Quelle que soit la fantaisie des hypothèses explicatives, il est frappant de constater dans l’impressionnante exposition monographique consacrée à l’artiste américain âgé de 83 ans, proposée par la galerie Thaddaeus Ropac (« Four decades, 1970-2010« ), que le geste pictural, adossé au collage, est resté constant durant toute sa carrière. La soixantaine de peintures échelonnées sur quarante années de création dégage un effet de continuité, même si le temps des années 70 et du début des années 1980 reste son plus fort accomplissement créatif. La fameuse technique du hachurage, totalement accomplie dans « Four new clear women« , se déploie ainsi tout autant dans une autre toile « Sky Hole », où des fleurs sont découpées en lamelles.

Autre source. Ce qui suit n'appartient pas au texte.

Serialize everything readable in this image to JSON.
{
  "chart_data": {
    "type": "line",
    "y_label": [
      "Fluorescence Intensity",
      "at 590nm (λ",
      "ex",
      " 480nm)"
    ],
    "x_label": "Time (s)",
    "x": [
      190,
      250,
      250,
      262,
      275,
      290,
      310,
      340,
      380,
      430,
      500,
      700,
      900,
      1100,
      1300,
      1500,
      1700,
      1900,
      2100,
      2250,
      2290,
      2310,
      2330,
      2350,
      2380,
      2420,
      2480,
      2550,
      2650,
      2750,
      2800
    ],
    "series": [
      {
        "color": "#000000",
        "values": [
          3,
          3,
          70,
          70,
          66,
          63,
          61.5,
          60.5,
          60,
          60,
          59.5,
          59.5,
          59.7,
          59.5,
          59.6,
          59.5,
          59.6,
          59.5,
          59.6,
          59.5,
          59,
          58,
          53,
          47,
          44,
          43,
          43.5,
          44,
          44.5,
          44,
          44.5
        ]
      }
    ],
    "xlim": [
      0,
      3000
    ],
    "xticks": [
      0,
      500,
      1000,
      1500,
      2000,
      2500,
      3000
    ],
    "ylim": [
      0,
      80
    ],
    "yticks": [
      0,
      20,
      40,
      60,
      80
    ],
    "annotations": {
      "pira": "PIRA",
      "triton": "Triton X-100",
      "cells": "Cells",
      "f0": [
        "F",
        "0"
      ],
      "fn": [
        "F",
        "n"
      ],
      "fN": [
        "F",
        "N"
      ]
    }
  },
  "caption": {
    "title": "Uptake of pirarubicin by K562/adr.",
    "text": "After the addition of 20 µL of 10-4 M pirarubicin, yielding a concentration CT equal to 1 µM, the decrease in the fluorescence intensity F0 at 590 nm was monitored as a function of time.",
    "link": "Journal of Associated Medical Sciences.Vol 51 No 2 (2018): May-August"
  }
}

Les toiles de Rosenquist sont en général réalisées à partir d’images et de dessins collectés dans les journaux. L’artiste les déforme à l’aide de cônes en métal réfléchissants et d’une photocopieuse, avant de les transposer à main levée sur une toile quadrillée, sans aérographe ni outils technologiques. Outre d’exposer ces toiles géantes et magnétiques, comme des sommets du pop art, dont James Rosenquist fut l’une des figures discrètes, la galerie Thaddaeus Ropac permet d’appréhender son long parcours et de saisir l’originalité d’un geste, vaguement oublié dans l’épopée de l’art pop américain, mais heureusement salué en 2004 par la fondation Guggenheim dans une rétrospective.
Les codes graphiques de la pub
Né en 1933, James Rosenquist a démarré sa carrière comme peintre d’affiches publicitaire avant de rencontrer les grandes figures du pop art, d’Andy Warhol à Roy Lichtenstein. Il a étudié à l’Université du Minnesota de 1952 à 1954. En 1955, à l’âge de 21 ans, grâce à une bourse, il s’installe à New York pour étudier à l’Art Students League. Il prend en 1960 un studio dans le Lower Manhattan, où il se lie d’amitié avec Jasper Johns, Robert Rauschenberg, Ellsworth Kelly, Barnett Newman… Inséré dans ce vaste mouvement dominant de l’art américain, Rosenquist s’inspire dès ses débuts de la publicité dans ses toiles et collages : des pubs pour le tabac à celles pour les voitures ou les boissons (cf « Hey! let’s go for a ride » ou « I love you with my ford »), les codes graphiques de la pub traversent l’oeuvre plastique de Rosenquist à ses débuts.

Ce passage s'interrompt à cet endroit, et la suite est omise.